A psoríase vulgar tem cura definitiva?
A psoríase vulgar, também conhecida como psoríase em placas, é a forma mais comum da doença, representando cerca de 80% a 90% de todos os casos. Caracteriza-se por lesões bem delimitadas, eritematosas
A psoríase vulgar, também conhecida como psoríase em placas, é a forma mais comum da doença, representando cerca de 80% a 90% de todos os casos. Caracteriza-se por lesões bem delimitadas, eritematosas, espessadas e cobertas por escamas prateadas, geralmente localizadas nos cotovelos, joelhos, couro cabeludo e região lombar.

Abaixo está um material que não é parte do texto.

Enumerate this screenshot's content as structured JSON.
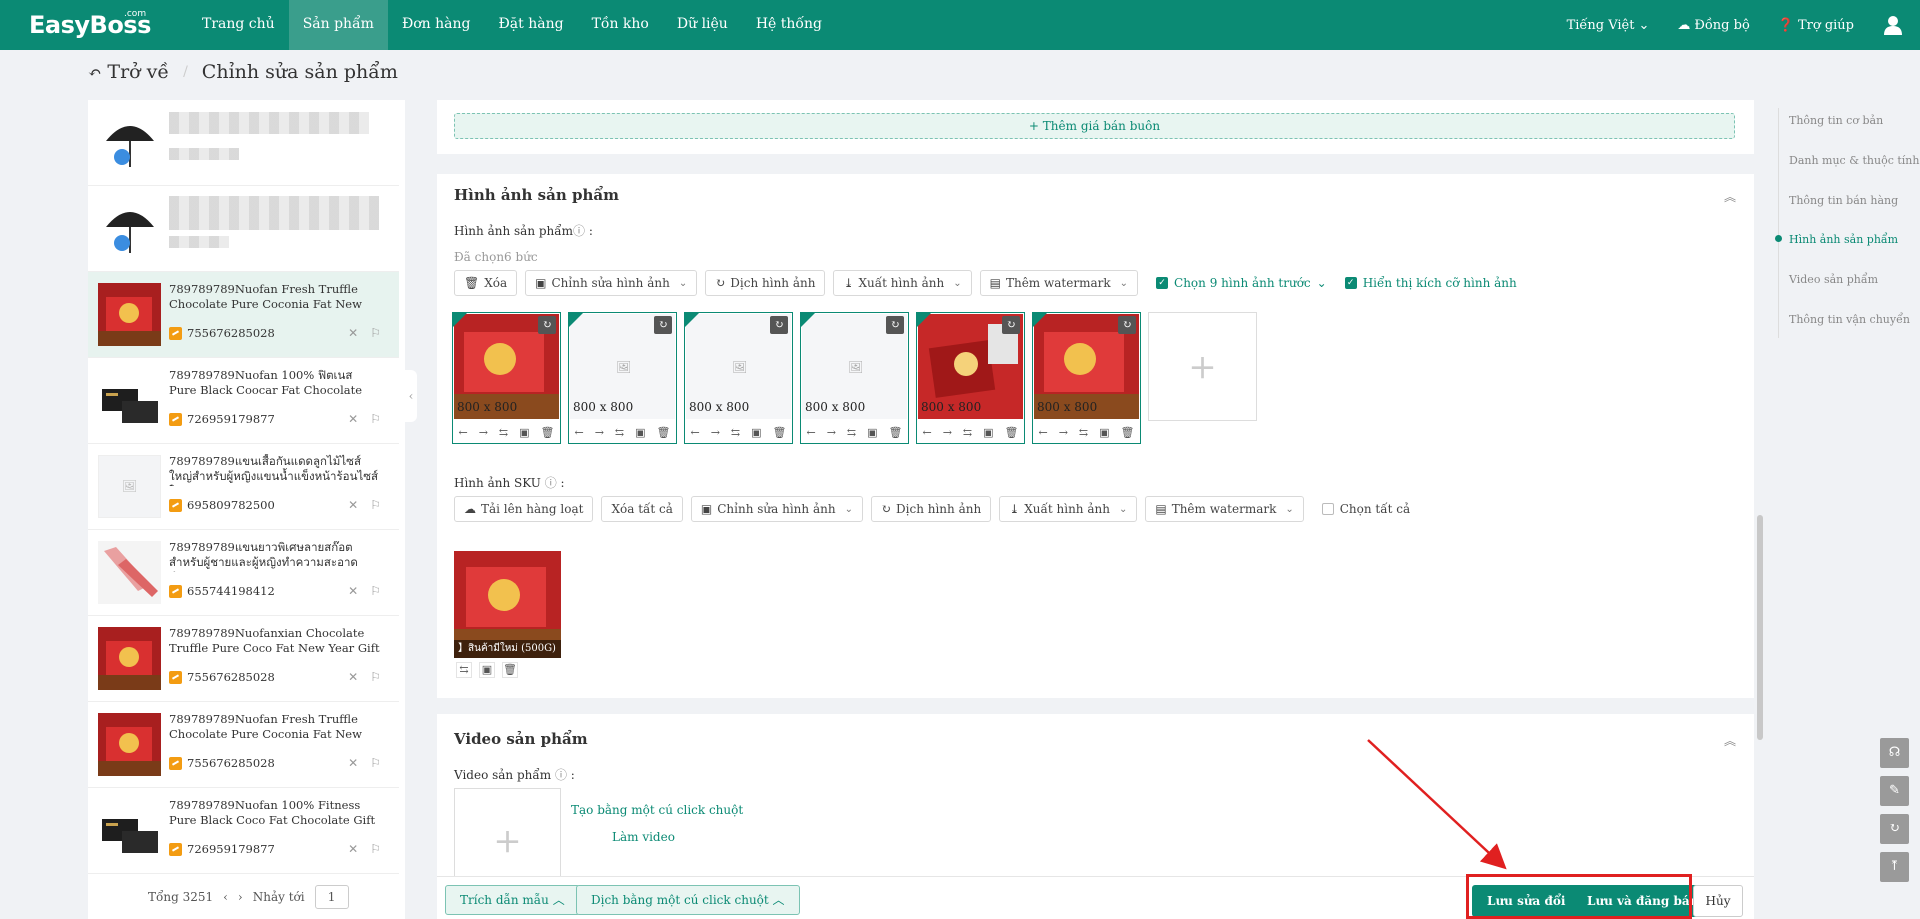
{
  "header": {
    "logo": "EasyBoss",
    "logo_suffix": ".com",
    "nav": [
      "Trang chủ",
      "Sản phẩm",
      "Đơn hàng",
      "Đặt hàng",
      "Tồn kho",
      "Dữ liệu",
      "Hệ thống"
    ],
    "active_nav": "Sản phẩm",
    "language": "Tiếng Việt",
    "sync": "Đồng bộ",
    "help": "Trợ giúp"
  },
  "breadcrumb": {
    "back": "Trở về",
    "title": "Chỉnh sửa sản phẩm"
  },
  "product_list": {
    "items": [
      {
        "title": "789789789Nuofan Fresh Truffle Chocolate Pure Coconia Fat New Year Gift Box Cand...",
        "id": "755676285028",
        "selected": true,
        "thumb": "red-gift-box"
      },
      {
        "title": "789789789Nuofan 100% ฟิตเนส Pure Black Coocar Fat Chocolate Gift Box ขายส่งขน...",
        "id": "726959179877",
        "thumb": "black-box"
      },
      {
        "title": "789789789แขนเสื้อกันแดดลูกไม้ไซส์ใหญ่สำหรับผู้หญิงแขนน้ำแข็งหน้าร้อนไซส์ใหญ่...",
        "id": "695809782500",
        "thumb": "placeholder"
      },
      {
        "title": "789789789แขนยาวพิเศษลายสก๊อตสำหรับผู้ชายและผู้หญิงทำความสะอาดสำนักงาน...",
        "id": "655744198412",
        "thumb": "sleeve"
      },
      {
        "title": "789789789Nuofanxian Chocolate Truffle Pure Coco Fat New Year Gift Box Candy ...",
        "id": "755676285028",
        "thumb": "red-gift-box"
      },
      {
        "title": "789789789Nuofan Fresh Truffle Chocolate Pure Coconia Fat New Year Gift Box Cand...",
        "id": "755676285028",
        "thumb": "red-gift-box"
      },
      {
        "title": "789789789Nuofan 100% Fitness Pure Black Coco Fat Chocolate Gift Box Wholesale ...",
        "id": "726959179877",
        "thumb": "black-box"
      }
    ],
    "pager": {
      "total": "Tổng 3251",
      "goto": "Nhảy tới",
      "page": "1"
    }
  },
  "wholesale": {
    "add_label": "Thêm giá bán buôn"
  },
  "product_images": {
    "section_title": "Hình ảnh sản phẩm",
    "field_label": "Hình ảnh sản phẩm",
    "selected_count": "Đã chọn6 bức",
    "toolbar": {
      "delete": "Xóa",
      "edit": "Chỉnh sửa hình ảnh",
      "translate": "Dịch hình ảnh",
      "export": "Xuất hình ảnh",
      "watermark": "Thêm watermark",
      "choose9": "Chọn 9 hình ảnh trước",
      "show_size": "Hiển thị kích cỡ hình ảnh"
    },
    "tiles": [
      {
        "size": "800 x 800",
        "kind": "photo"
      },
      {
        "size": "800 x 800",
        "kind": "placeholder"
      },
      {
        "size": "800 x 800",
        "kind": "placeholder"
      },
      {
        "size": "800 x 800",
        "kind": "placeholder"
      },
      {
        "size": "800 x 800",
        "kind": "photo2"
      },
      {
        "size": "800 x 800",
        "kind": "photo"
      }
    ]
  },
  "sku_images": {
    "field_label": "Hình ảnh SKU",
    "toolbar": {
      "upload": "Tải lên hàng loạt",
      "delete_all": "Xóa tất cả",
      "edit": "Chỉnh sửa hình ảnh",
      "translate": "Dịch hình ảnh",
      "export": "Xuất hình ảnh",
      "watermark": "Thêm watermark",
      "select_all": "Chọn tất cả"
    },
    "caption": "】สินค้ามีใหม่ (500G)"
  },
  "video": {
    "section_title": "Video sản phẩm",
    "field_label": "Video sản phẩm",
    "one_click": "Tạo bằng một cú click chuột",
    "make": "Làm video"
  },
  "right_nav": {
    "items": [
      "Thông tin cơ bản",
      "Danh mục & thuộc tính",
      "Thông tin bán hàng",
      "Hình ảnh sản phẩm",
      "Video sản phẩm",
      "Thông tin vận chuyển"
    ],
    "active": "Hình ảnh sản phẩm"
  },
  "footer": {
    "template": "Trích dẫn mẫu",
    "translate": "Dịch bằng một cú click chuột",
    "save": "Lưu sửa đổi",
    "save_publish": "Lưu và đăng bán",
    "cancel": "Hủy"
  },
  "colors": {
    "brand": "#0b8a74",
    "highlight": "#e02020"
  }
}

Atualmente, não existe cura definitiva para a psoríase vulgar. Trata-se de uma dermatose inflamatória crônica, de origem imunomediada, com forte componente genético e influência de fatores ambientais — como infecções, estresse, trauma cutâneo (fenômeno de Koebner), obesidade e tabagismo. O desequilíbrio na resposta imune leva à proliferação acelerada dos queratinócitos e à manutenção da inflamação dérmica e epidérmica.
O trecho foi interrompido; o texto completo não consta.